How much this should be a cause for concern, of course, is a different question. High unemployment payments have paired well with a fresh wave of thought challenging Americans’ weird hegemonic obsession with productivity and hatred of laziness. They’ve also cast a revealing light on the low wages many businesses offer. One woman’s $1,200 unemployment check led her to conclude that her previous job as a cook had underpaid her, The Wall Street Journal reported.

Ultimately, for all its limits, the CARES Act is “much more balanced than most things to come out of Congress,” said Josh Bivens, the research director at the Economic Policy Institute. “The real way that policy benefits the wealthy over everyone else is in the day-to-day grind of policymaking.” These benefits come in many forms, from laws limiting union power to the stagnant federal minimum wage to a tax code that has, remarkably, done little to offset the dramatic rise in income inequality in the U.S. over the last four decades. “When there’s less of a spotlight, then the people who have more resources to put on that pressure every single day, they just win those fights. There’s just not an apparatus of people waking up every day looking to fight for the economic interest of low- and middle-income workers.” 

These diverging interests manifest in our public systems. “Rich people don’t want the IRS really funded well,” said Samuel Hammond, the director of poverty and welfare policy at the Niskanen Center. “The fact that it’s really complex to do their taxes doesn’t affect them because they have someone else do that for them.” Likewise, “they never touch the unemployment system, so they would never even know that it is built on ancient code.” It’s not hard to see how this logic extends to other aspects of American society, from schools to food stamps to public transportation to public libraries. Programs seen as benefiting the poor rust amid interminable debates around deservingness, while those benefiting the better-off carry on with frictionless repose. 

Our recent experiences and experiments with pandemic-related economic safeguards raise an interesting question: How does the fact of this two-tiered system, where the wealthy benefit from state-of-the-art systems and the rest contend with the government’s worn-down administrative infrastructure, translate itself ideologically? How neatly does it map onto our own decaying sense of what’s politically possible? Although I don’t consider myself a conservative, I couldn’t help but note that, amid reports that unemployment benefits might in some cases eclipse normal pay, I felt some tingles of Republican-style skepticism. Was this a manifestation of a latent conservatism this country has instilled in me—ever-vigilant for discrete transgressions from the least powerful, while ignoring how society’s very structure tends to the benefit of the most? 

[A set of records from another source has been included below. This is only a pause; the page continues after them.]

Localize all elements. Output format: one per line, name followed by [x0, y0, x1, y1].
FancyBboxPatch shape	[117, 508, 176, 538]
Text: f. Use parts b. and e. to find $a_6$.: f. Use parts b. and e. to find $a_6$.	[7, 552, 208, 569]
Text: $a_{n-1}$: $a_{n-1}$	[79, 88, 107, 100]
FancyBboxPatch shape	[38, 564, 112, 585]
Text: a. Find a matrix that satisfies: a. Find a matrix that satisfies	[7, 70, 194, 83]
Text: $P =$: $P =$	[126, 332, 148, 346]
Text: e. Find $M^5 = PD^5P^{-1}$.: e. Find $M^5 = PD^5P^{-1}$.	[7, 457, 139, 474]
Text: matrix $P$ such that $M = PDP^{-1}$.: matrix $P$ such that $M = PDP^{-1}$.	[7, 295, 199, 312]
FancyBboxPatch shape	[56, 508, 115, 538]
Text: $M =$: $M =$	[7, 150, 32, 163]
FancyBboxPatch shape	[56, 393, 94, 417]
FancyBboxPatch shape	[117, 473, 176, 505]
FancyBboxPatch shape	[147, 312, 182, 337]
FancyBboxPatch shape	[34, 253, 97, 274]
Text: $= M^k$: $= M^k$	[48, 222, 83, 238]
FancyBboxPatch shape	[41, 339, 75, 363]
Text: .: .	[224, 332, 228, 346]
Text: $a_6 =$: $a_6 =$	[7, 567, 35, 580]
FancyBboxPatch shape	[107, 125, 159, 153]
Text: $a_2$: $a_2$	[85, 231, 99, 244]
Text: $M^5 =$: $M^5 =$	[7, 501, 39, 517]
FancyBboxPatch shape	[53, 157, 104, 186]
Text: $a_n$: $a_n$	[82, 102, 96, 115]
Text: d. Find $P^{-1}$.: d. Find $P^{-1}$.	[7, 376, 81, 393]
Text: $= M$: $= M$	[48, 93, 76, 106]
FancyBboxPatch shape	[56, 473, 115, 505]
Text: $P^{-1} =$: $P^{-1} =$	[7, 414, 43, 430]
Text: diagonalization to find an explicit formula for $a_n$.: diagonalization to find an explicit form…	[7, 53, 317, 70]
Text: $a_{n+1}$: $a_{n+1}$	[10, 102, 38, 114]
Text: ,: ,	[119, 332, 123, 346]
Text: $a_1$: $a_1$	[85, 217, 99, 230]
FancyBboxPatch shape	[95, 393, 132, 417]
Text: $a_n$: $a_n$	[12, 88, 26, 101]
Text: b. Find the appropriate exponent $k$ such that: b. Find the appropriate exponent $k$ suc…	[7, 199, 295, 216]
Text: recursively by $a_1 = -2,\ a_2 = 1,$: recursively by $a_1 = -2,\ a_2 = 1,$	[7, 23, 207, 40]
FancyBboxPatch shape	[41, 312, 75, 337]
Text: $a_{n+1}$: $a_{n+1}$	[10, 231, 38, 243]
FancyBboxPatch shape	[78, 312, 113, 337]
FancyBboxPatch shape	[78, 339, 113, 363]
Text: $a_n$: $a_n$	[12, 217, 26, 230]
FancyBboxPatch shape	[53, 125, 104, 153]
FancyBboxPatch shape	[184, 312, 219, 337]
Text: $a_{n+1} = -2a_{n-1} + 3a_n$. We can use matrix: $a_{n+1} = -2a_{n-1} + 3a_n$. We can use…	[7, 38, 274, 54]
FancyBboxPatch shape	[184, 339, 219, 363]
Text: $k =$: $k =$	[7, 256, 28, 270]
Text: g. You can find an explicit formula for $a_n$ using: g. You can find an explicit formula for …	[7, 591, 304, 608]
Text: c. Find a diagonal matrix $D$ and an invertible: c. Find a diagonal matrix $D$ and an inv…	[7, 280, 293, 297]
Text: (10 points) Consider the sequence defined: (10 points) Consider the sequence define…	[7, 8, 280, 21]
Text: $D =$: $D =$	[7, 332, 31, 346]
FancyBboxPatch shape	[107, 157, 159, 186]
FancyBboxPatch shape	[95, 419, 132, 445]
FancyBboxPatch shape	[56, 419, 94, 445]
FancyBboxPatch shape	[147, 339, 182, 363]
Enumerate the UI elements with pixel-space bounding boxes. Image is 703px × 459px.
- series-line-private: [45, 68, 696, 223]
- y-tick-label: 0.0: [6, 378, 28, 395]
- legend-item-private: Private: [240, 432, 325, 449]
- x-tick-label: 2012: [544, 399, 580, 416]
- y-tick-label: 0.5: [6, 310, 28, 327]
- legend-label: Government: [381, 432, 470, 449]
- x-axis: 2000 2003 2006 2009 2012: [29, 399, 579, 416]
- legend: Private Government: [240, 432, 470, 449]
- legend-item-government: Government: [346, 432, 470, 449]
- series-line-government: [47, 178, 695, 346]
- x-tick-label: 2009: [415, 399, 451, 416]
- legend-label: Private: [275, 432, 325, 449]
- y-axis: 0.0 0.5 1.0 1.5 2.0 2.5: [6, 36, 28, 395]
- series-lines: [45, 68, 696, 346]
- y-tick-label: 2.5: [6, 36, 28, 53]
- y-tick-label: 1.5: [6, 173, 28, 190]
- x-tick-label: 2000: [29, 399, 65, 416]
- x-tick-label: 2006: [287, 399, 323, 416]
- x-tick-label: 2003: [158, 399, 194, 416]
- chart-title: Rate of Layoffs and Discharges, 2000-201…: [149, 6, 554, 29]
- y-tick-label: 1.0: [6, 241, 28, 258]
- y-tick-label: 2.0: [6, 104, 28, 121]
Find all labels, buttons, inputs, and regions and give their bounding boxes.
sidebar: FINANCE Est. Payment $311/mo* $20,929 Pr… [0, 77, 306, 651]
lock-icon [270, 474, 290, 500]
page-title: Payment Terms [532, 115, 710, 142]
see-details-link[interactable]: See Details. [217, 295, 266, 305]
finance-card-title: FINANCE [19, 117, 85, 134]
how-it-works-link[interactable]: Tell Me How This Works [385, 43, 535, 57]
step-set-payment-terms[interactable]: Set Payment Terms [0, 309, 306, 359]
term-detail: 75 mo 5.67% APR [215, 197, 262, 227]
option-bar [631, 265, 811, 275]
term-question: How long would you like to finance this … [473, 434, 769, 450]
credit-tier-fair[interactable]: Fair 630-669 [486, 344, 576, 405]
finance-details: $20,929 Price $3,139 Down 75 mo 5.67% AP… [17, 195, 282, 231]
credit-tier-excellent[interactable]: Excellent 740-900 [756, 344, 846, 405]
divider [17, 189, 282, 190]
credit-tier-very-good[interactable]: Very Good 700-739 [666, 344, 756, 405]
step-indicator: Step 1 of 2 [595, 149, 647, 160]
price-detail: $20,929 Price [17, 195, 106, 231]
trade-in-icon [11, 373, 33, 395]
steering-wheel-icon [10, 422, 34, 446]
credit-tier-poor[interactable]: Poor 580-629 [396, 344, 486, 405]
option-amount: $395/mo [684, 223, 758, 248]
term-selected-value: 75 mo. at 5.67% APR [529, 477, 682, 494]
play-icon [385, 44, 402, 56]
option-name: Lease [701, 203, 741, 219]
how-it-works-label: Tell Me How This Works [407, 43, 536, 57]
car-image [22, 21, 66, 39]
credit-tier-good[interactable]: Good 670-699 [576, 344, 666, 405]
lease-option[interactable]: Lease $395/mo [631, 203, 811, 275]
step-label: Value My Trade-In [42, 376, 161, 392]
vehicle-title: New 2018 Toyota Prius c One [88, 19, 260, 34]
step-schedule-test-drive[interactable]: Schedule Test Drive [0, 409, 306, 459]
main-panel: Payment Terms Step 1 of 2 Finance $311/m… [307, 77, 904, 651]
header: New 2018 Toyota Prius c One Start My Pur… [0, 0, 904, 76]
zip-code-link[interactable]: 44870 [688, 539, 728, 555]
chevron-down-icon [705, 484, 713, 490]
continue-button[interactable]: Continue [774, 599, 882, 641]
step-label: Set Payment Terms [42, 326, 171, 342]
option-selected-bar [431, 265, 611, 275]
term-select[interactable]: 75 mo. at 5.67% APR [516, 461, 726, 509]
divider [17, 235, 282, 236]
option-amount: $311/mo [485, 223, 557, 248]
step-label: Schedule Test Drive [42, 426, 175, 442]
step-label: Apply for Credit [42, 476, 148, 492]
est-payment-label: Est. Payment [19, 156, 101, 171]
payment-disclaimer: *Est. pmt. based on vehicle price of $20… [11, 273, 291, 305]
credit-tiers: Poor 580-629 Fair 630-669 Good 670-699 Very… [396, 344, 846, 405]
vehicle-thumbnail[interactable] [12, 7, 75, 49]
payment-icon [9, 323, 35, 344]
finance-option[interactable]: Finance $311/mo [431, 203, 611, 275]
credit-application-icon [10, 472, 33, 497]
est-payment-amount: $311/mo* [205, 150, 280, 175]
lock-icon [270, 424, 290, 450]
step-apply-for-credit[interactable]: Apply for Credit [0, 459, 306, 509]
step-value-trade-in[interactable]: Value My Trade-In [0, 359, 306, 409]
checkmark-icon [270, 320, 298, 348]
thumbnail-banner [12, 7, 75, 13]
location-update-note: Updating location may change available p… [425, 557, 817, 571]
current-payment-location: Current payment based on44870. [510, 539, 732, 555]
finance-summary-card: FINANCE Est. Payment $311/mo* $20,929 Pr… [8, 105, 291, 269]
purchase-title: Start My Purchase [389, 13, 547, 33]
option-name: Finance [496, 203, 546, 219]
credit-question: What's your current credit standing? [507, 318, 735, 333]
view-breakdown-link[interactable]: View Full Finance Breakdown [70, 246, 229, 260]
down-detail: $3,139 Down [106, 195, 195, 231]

I put the question to Bivens, of the EPI. “Because the U.S. social insurance and safety net system has been so stingy for so long,” he said, “I think people have come to expect very little from it.” People assume they receive so little for their trouble “because there is something unaffordable about doing better than that. So when, all of a sudden, you do get a response from the safety net that seems proportional—or even more than proportional—to the economic shock you just took, you just feel like something’s wrong.” You might even find yourself thinking, as Tim Scott, Ben Sasse, and Lindsey Graham’s statement put it, that “this isn’t who we are as Americans.” As states reopenand move fastidiously to purge the unemployment rolls of allegedly undeserving beneficiaries, the statement does seem to at least have the merit of accuracy.